The 5-4 ruling, authored by Chief Justice John Roberts joined by Justices Antonin Scalia, Anthony Kennedy, Clarence Thomas and Samuel Alito, found that “things have changed dramatically” in the South nearly 50 years after the Voting Rights Act was signed.
The court’s opinion said it did not strike down the act of Congress “lightly,” and said it “took care to avoid ruling on the constitutionality of the Voting Rights Act” in a separate case back in 2009. “Congress could have updated the coverage formula at that time, but did not do so. Its failure to act leaves us today with no choice but to declare [Section 4] unconstitutional. The formula in that section can no longer be used as a basis for subjecting jurisdictions to preclearance.”
Congress, the court ruled, “may draft another formula based on current conditions.”

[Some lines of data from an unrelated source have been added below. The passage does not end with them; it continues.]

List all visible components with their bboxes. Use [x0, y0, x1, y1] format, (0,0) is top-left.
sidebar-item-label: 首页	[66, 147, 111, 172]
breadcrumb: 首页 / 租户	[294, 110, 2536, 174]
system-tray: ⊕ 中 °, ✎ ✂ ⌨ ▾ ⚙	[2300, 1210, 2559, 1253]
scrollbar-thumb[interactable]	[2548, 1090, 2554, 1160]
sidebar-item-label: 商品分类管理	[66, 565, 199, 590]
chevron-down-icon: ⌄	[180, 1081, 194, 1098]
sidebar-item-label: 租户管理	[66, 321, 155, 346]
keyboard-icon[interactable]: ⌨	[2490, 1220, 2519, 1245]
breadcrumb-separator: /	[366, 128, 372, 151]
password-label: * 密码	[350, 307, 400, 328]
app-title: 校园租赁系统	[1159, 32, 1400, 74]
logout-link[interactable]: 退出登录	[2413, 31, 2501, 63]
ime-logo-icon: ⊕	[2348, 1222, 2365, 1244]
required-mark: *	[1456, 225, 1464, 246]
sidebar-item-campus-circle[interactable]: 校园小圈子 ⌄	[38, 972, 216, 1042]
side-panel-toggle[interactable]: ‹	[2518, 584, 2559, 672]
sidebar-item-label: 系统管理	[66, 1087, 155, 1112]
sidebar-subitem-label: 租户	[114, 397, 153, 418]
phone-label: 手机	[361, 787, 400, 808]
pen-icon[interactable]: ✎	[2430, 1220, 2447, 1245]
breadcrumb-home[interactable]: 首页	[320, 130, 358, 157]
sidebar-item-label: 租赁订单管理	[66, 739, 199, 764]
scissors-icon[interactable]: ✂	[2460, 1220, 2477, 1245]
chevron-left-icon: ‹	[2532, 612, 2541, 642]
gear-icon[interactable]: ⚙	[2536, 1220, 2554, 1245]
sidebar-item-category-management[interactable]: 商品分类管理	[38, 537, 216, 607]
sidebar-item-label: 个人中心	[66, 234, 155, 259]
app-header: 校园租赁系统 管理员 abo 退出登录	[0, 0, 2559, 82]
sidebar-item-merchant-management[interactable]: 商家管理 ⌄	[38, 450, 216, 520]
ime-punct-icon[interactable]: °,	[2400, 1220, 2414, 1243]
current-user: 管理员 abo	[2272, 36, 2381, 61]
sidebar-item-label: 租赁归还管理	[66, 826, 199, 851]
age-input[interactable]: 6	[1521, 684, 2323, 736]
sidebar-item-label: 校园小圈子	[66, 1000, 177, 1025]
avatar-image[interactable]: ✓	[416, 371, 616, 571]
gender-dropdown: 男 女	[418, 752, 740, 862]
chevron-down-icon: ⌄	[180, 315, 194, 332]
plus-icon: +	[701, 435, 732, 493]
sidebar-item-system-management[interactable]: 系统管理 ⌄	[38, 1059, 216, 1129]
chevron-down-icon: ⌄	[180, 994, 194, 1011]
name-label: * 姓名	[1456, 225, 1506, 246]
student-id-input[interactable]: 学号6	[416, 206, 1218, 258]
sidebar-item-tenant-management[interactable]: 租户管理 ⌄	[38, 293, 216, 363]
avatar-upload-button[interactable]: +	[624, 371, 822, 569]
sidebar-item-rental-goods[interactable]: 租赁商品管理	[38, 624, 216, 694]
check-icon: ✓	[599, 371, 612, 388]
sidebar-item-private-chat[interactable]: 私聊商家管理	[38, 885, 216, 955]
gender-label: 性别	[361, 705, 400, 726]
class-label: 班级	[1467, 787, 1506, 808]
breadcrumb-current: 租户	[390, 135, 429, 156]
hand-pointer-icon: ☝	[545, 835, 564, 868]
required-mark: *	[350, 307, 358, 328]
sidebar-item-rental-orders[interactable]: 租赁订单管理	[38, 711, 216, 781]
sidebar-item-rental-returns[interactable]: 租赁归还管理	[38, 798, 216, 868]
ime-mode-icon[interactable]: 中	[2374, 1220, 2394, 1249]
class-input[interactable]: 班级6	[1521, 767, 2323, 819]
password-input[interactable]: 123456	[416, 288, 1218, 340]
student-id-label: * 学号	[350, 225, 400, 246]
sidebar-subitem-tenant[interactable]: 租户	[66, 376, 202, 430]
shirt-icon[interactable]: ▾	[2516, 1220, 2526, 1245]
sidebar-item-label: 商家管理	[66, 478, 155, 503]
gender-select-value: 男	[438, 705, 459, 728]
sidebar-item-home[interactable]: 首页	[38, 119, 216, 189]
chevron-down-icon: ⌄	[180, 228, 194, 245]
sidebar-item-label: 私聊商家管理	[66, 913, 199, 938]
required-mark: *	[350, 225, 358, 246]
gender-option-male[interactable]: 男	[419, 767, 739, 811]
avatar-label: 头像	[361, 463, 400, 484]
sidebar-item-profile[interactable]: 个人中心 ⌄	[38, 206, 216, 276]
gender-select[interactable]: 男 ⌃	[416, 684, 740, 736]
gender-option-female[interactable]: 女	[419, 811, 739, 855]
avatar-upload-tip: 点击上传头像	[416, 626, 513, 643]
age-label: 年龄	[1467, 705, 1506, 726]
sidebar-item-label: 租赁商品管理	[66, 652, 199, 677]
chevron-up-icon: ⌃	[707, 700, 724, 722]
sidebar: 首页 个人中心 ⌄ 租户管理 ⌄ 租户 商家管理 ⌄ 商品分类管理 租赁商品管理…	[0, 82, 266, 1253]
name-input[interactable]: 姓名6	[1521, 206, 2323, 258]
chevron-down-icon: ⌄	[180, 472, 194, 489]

“Our country has changed, and while any racial discrimination in voting is too much, Congress must ensure that the legislation it passes to remedy that problem speaks to current conditions,” the majority said.
“There is no doubt that these improvements are in large part because of the Voting Rights Act. The Act has proved immensely successful at redressing racial discrimination and integrating the voting process,” Roberts wrote.
That’s why we’re gutting it, Roberts didn’t add.
More: Voting Rights Act Section 4 Struck Down by Supreme Court
UPDATE at 6/25/13 10:44:40 am
U.S. Attorney General Eric Holder addressed the Supreme Court’s decision to strike down a key provision of the landmark Voting Rights Act.
The Supreme Court ruled Tuesday that Section 4 of the landmark Voting Rights Act was unconstitutional and that Congress was tasked to come up with a new way of determining which states and localities require federal monitoring of elections.